JAKARTA - Kepada Kolonel Bambang Widjanarko, ajudan Presiden Soekarno, Pangkostrad Mayjen Soeharto, meminta Bambang, agar menyampaikan pesannya agar Presiden segera meninggalkan kawasan Halim Perdanakusuma, paling lambat sebelum tengah malam.

Demikian sepenggal cerita yang dikutip dari buku James Luhulima, Menyingkap Dua Hari Tergelap di Tahun 1965, Melihat Peristiwa G30S dari Perspektif Lain (2007). Pesan itu, lebih mirip 'gertakan'. Karena disampaikan dengan nada ultimatum dengan penekanan selambatnya sebelum tengah malam harus meninggalkan Halim.

Ketika itu, Kolonel Bambang diperintahkan Soekarno untuk memanggil Mayjen Pranoto Reksosamudro yang telah ditunjuk sebagai caretaker Menteri/Panglima Angkatan Darat. Mayjen Pranoto sendiri, saat itu tengah ada di markas Kostrad.
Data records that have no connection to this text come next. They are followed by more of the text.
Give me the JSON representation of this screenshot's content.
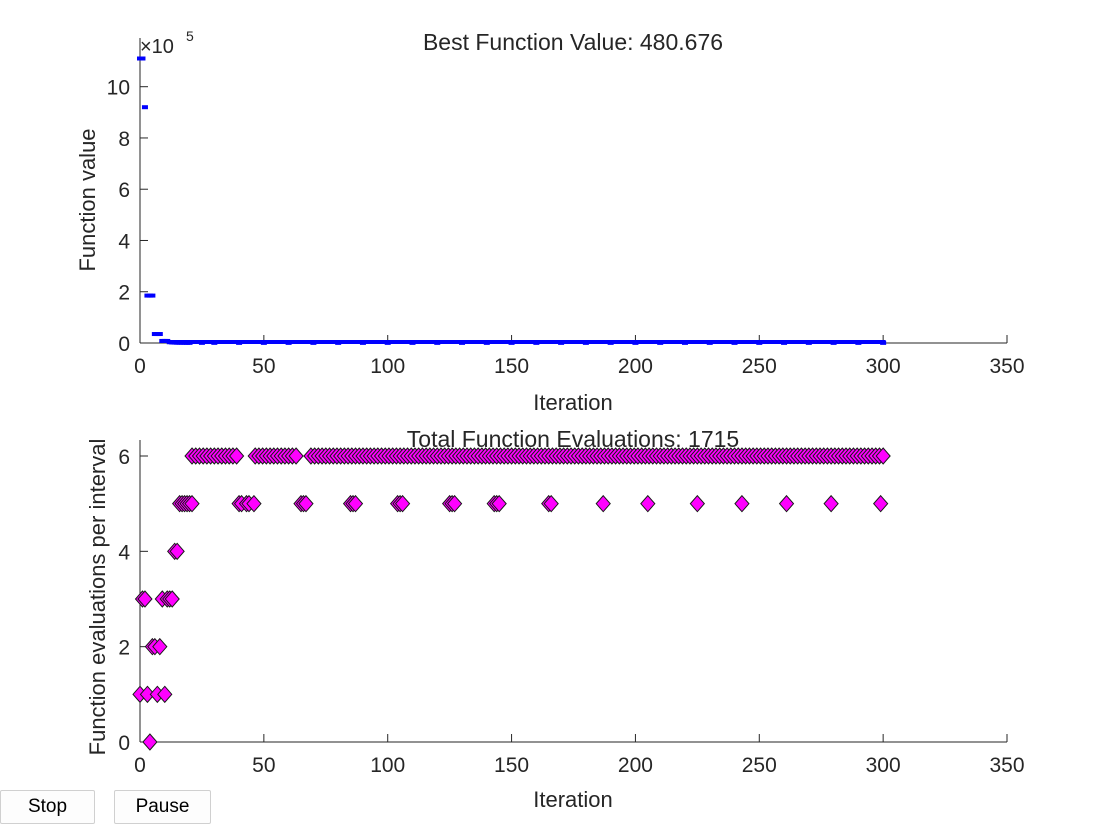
{
  "buttons": {
    "stop_label": "Stop",
    "pause_label": "Pause"
  },
  "chart_data": [
    {
      "type": "scatter",
      "title": "Best Function Value: 480.676",
      "xlabel": "Iteration",
      "ylabel": "Function value",
      "exponent_label": "×10",
      "exponent_power": "5",
      "xlim": [
        0,
        350
      ],
      "ylim": [
        0,
        11
      ],
      "xticks": [
        0,
        50,
        100,
        150,
        200,
        250,
        300,
        350
      ],
      "yticks": [
        0,
        2,
        4,
        6,
        8,
        10
      ],
      "grid": false,
      "marker": "square",
      "color": "#0000ff",
      "series": [
        {
          "x": [
            0,
            1,
            2,
            3,
            4,
            5,
            6,
            7,
            8,
            9,
            10,
            11,
            12,
            13,
            14,
            15,
            16,
            17,
            18,
            19,
            20,
            25,
            30,
            40,
            50,
            60,
            70,
            80,
            90,
            100,
            110,
            120,
            130,
            140,
            150,
            160,
            170,
            180,
            190,
            200,
            210,
            220,
            230,
            240,
            250,
            260,
            270,
            280,
            290,
            300
          ],
          "y": [
            11.1,
            11.1,
            9.2,
            1.85,
            1.85,
            1.85,
            0.35,
            0.35,
            0.35,
            0.08,
            0.08,
            0.08,
            0.03,
            0.02,
            0.015,
            0.012,
            0.01,
            0.01,
            0.008,
            0.007,
            0.006,
            0.006,
            0.006,
            0.005,
            0.005,
            0.005,
            0.005,
            0.005,
            0.005,
            0.005,
            0.005,
            0.005,
            0.005,
            0.005,
            0.005,
            0.005,
            0.005,
            0.005,
            0.005,
            0.005,
            0.005,
            0.005,
            0.005,
            0.005,
            0.005,
            0.005,
            0.005,
            0.005,
            0.005,
            0.005
          ]
        }
      ]
    },
    {
      "type": "scatter",
      "title": "Total Function Evaluations: 1715",
      "xlabel": "Iteration",
      "ylabel": "Function evaluations per interval",
      "xlim": [
        0,
        350
      ],
      "ylim": [
        0,
        6
      ],
      "xticks": [
        0,
        50,
        100,
        150,
        200,
        250,
        300,
        350
      ],
      "yticks": [
        0,
        2,
        4,
        6
      ],
      "grid": false,
      "marker": "diamond",
      "color": "#ff00ff",
      "series": [
        {
          "x": [
            0,
            1,
            2,
            3,
            4,
            5,
            6,
            7,
            8,
            9,
            10,
            11,
            12,
            13,
            14,
            15,
            16,
            17,
            18,
            19,
            20,
            21,
            40,
            41,
            43,
            44,
            46,
            65,
            66,
            67,
            85,
            86,
            87,
            104,
            105,
            106,
            125,
            126,
            127,
            143,
            144,
            145,
            165,
            166,
            187,
            205,
            225,
            243,
            261,
            279,
            299
          ],
          "y": [
            1,
            3,
            3,
            1,
            0,
            2,
            2,
            1,
            2,
            3,
            1,
            3,
            3,
            3,
            4,
            4,
            5,
            5,
            5,
            5,
            5,
            5,
            5,
            5,
            5,
            5,
            5,
            5,
            5,
            5,
            5,
            5,
            5,
            5,
            5,
            5,
            5,
            5,
            5,
            5,
            5,
            5,
            5,
            5,
            5,
            5,
            5,
            5,
            5,
            5,
            5
          ],
          "dense_six_from": 21,
          "dense_six_to": 301
        }
      ]
    }
  ]
}
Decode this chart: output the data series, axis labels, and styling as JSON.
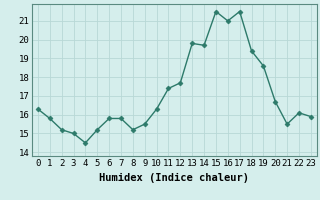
{
  "x": [
    0,
    1,
    2,
    3,
    4,
    5,
    6,
    7,
    8,
    9,
    10,
    11,
    12,
    13,
    14,
    15,
    16,
    17,
    18,
    19,
    20,
    21,
    22,
    23
  ],
  "y": [
    16.3,
    15.8,
    15.2,
    15.0,
    14.5,
    15.2,
    15.8,
    15.8,
    15.2,
    15.5,
    16.3,
    17.4,
    17.7,
    19.8,
    19.7,
    21.5,
    21.0,
    21.5,
    19.4,
    18.6,
    16.7,
    15.5,
    16.1,
    15.9
  ],
  "line_color": "#2d7a6a",
  "marker": "D",
  "marker_size": 2.5,
  "bg_color": "#d5eeec",
  "grid_color": "#b8d8d6",
  "spine_color": "#5a8a80",
  "xlabel": "Humidex (Indice chaleur)",
  "xlim": [
    -0.5,
    23.5
  ],
  "ylim": [
    13.8,
    21.9
  ],
  "yticks": [
    14,
    15,
    16,
    17,
    18,
    19,
    20,
    21
  ],
  "xtick_labels": [
    "0",
    "1",
    "2",
    "3",
    "4",
    "5",
    "6",
    "7",
    "8",
    "9",
    "10",
    "11",
    "12",
    "13",
    "14",
    "15",
    "16",
    "17",
    "18",
    "19",
    "20",
    "21",
    "22",
    "23"
  ],
  "xlabel_fontsize": 7.5,
  "tick_fontsize": 6.5,
  "linewidth": 1.0
}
Bambang pun kembali ke Halim dengan tangan hampa. Mayjen Soeharto, melarang Jenderal Pranoto pergi ke Halim. Bahkan yang dibawa Bambang, adalah ultimatum agar Presiden Soekarno segera angkat kaki dari Halim, sebelum tengah malam.

Dalam bukunya, James menyebut gertakan Soeharto itu, menjadi titik balik dari kekuasaan Soekarno. Karena begitu ultimatum Soeharto itu dilaporkan oleh ajudannya Soekarno bersama beberapa pejabat negara yang ada di sana, segera membahas, kemana Presiden harus pergi.

Belum juga diputuskan, Brigjen Sabur, Komandan Cakrabirawa ditelpon Mayjen Soeharto. Brigjen Sabur diperintahkan Soeharto segera membawa Presiden Soekarno keluar dari Halim. "Presiden di PAU Halim, adalah berada di tempat yang salah," kata Soeharto pada Brigjen Sabur lewat sambungan telepon.

Tidak hanya itu, lewat sambungan telepon, Mayjen Soeharto juga mengungkap, pasukan Kostrad akan mengejar pasukan G30S yang dicurigainya ada di Halim. Semua orang yang mendengar pembicaraan via telepon itu, bingung. Tidak terkecuali Soekarno. Bahkan kemudian Soekarno bertanya pada Omar Dhani. "Aku mau dibawa kemana?"

Omar Dhani sendiri mengatakan, Madiun bisa jadi pilihan, dengan alasan night landingnya paling baik. Semua yang hadir, memberi usulan. Tapi akhirnya, saran dari J Leimena yang dipilih. Presiden Soekarno disarankan untuk pergi ke Istana Bogor saja.

Akhirnya, Presiden Soekarno dengan dikawal beberapa personel pasukan menyingkir dari Halim menuju ke Istana Bogor lewat jalan darat. Menjelang tengah malam Presiden tiba di Istana Bogor.

Dengan menyingkirnya Soekarno dari Halim, menurut James, kepercayaan diri Soeharto bertambah besar. Ia makin percaya diri, dan merasa Soekarno tak sekuat yang dibayangkannya. Soeharto pun makin di atas angin berhadapan dengan Soekarno. Bisa dikatakan pula, sejak gertakan itu, tuah kekuasaan yang melekat di tangan Soekarno, perlahan terbang.

"Tidaklah berlebihan jika dikatakan bahwa dengan kepergian dari PAU Halim Perdanakusuma ke Istana Bogor pada tanggal 1 Oktober 1965 malam itu, menjadikan wahyu Cakraningrat (karisma yang harus dimiliki seorang raja untuk memerintah) yang selama ini melingkupi Presiden Soekarno mulai meredup," tulis James Luhulima dalam bukunya.

Babak berikutnya, Soeharto pun makin percaya diri untuk 'membangkang' pada Soekarno. Saat Soekarno memutuskan mengangkat Mayjen Pranoto Reksosamudro, Soeharto terang-terangan menolaknya. Tidak hanya itu, Jenderal Pranoto pun ikut ditahan, dengan tuduhan terlibat G30S.

Bisa dikatakan, dalam fase itu, Soekarno kian tak berdaya. Tuah kekuasaannya benar-benar sudah terbang ketika itu.

Seperti diketahui, sejarah akhirnya mencatat Soekarno diberhentikan jadi Presiden pada 12 Maret 1967, setelah pidato pertanggungjawabannya ditolak oleh MPRS yang saat itu diketuai oleh Jenderal AH Nasution. Soeharto pun diangkat jadi Pejabat Presiden. Tahun 1968, baru secara resmi Soeharto naik tampuk, menggantikan Soekarno sebagai Presiden.